To make single-cell DNA sequencing technology more accessible, Robert has worked with fellow WSBS Ph.D. candidate Tyler Garvin in the lab of Dr. Michael Schatz, seeking an in silico solution. Together they have developed “Ginkgo,” an open-source, web-based software tool for single-cell DNA analysis and visualization.
“Tyler and I decided to start working on Ginkgo because, although single-cell DNA sequencing was increasingly becoming a popular tool, it is a complex procedure, both experimentally and computationally,” said Robert.
Data science has always been appealing to Robert, who fondly recalls a childhood memory of wresting open a computer case and finding himself face-to-face with panels of intricate circuitry. He is a self-taught computer programmer whose fascination of computers inspired him to pursue a bachelor of engineering degree in Computer Engineering at McGill University in Canada.
Also intrigued by biology, upon his graduation from McGill, Robert decided to combine his interests by studying computational biology at WSBS. In addition to his PhD coursework and research, Robert is heavily involved in science writing, running two magazines, CSHL’s Current Exchange and Technophilic, as well as giving talks, presentations and blogging about science and his research; and runs his own event solutions business, 11factorial. Robert also recently published a book: step-by-step lessons in data analysis, aimed at anyone who wants to analyze large amounts of data—their own or someone else’s—quickly.
“I find data science fascinating because it combines data munching, software engineering, machine learning and statistics,” said Robert. “It also involves sifting through the noise, identifying key trends and oddities in data, and answering questions about those trends. For my PhD, I chose to apply data science to biology because of the vast amounts of data being generated in this field, and because it is filled with exciting questions that need answers.”
According to Robert, two types of scientists use Ginkgo: those lacking a strong background in computational biology who have single-cell DNA data but are unsure how to best analyze it, and those who Robert has termed “power users”—that is, scientists with a computational background who seek a quick, automated method of data analysis, the results of which they can download and do conduct further analyses offline.
“Using Ginkgo makes it very easy [to understand single-cell DNA data] because it not only does the analysis but also gives you tools to better visualize and explore the data,” said Robert.

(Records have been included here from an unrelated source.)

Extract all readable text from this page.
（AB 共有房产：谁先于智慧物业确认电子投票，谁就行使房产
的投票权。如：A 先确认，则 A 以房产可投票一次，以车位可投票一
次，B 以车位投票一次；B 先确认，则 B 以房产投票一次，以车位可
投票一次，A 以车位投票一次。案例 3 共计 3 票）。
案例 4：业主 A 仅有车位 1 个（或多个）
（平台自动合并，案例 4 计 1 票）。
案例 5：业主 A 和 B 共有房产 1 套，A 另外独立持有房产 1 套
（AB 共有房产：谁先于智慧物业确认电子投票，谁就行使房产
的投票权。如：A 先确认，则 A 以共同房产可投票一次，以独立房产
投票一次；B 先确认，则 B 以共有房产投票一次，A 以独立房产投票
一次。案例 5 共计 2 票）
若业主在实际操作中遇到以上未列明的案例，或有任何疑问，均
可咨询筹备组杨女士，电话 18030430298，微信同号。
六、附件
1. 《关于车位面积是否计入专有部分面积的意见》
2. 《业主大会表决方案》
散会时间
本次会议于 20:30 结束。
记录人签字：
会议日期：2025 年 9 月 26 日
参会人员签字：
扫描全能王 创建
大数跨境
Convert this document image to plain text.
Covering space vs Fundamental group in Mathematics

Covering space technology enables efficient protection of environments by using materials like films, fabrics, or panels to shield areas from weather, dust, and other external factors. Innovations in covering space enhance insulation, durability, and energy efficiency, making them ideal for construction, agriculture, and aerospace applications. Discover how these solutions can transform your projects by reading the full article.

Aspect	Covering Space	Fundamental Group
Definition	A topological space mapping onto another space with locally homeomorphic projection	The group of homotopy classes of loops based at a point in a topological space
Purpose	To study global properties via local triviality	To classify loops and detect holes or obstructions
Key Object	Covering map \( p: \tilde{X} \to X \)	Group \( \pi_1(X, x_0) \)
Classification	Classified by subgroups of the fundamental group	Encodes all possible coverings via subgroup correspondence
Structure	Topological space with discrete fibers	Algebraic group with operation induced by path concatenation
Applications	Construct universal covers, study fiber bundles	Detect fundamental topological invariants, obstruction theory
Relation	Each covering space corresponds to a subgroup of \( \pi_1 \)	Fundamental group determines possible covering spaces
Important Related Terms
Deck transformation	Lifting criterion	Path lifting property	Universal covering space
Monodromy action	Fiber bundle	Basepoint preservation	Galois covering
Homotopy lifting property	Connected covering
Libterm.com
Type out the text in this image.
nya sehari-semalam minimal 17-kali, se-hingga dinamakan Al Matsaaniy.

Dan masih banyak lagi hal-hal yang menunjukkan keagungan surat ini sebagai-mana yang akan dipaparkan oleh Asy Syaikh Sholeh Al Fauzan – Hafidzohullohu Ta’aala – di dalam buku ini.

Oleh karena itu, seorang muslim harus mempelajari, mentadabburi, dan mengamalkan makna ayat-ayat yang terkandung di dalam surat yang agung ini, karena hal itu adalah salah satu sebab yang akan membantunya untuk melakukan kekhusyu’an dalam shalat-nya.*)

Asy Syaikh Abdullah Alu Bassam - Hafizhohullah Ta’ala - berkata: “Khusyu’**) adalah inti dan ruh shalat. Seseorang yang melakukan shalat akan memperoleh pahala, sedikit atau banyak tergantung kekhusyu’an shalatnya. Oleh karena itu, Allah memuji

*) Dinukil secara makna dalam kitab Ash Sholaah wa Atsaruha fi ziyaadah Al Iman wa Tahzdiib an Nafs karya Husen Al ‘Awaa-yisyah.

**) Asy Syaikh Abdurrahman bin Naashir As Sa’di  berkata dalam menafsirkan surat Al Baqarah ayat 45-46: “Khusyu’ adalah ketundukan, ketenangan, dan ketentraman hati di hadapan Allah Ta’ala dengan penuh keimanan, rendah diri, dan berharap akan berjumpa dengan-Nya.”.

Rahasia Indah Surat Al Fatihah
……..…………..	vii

Those tools include single-cell copy-number variant (CNV) and phylogenetic analysis, data visualizers, and the ability to share data with collaborators.
Together, these features make scientists’ research more efficient, said Robert. “Furthermore,” he added, “Ginkgo lets users share their data or results with other scientists, and that facilitates collaborations.”
Besides collaborations among scientists, thanks to Ginkgo, scientist-clinician collaboration is also enabled. This could vastly improve the outcome of patients suffering from disease.
“In the near future, you could imagine using single-cell DNA sequencing for early diagnosis of cancer,” said Robert. “Although the sequencing would be done in a lab, the results would be made available to pathologists and oncologists to look at via the web. Instead of just a static number or graph, this would give the clinicians greater power to zoom into different facets of the data, and ultimately provide better treatment.”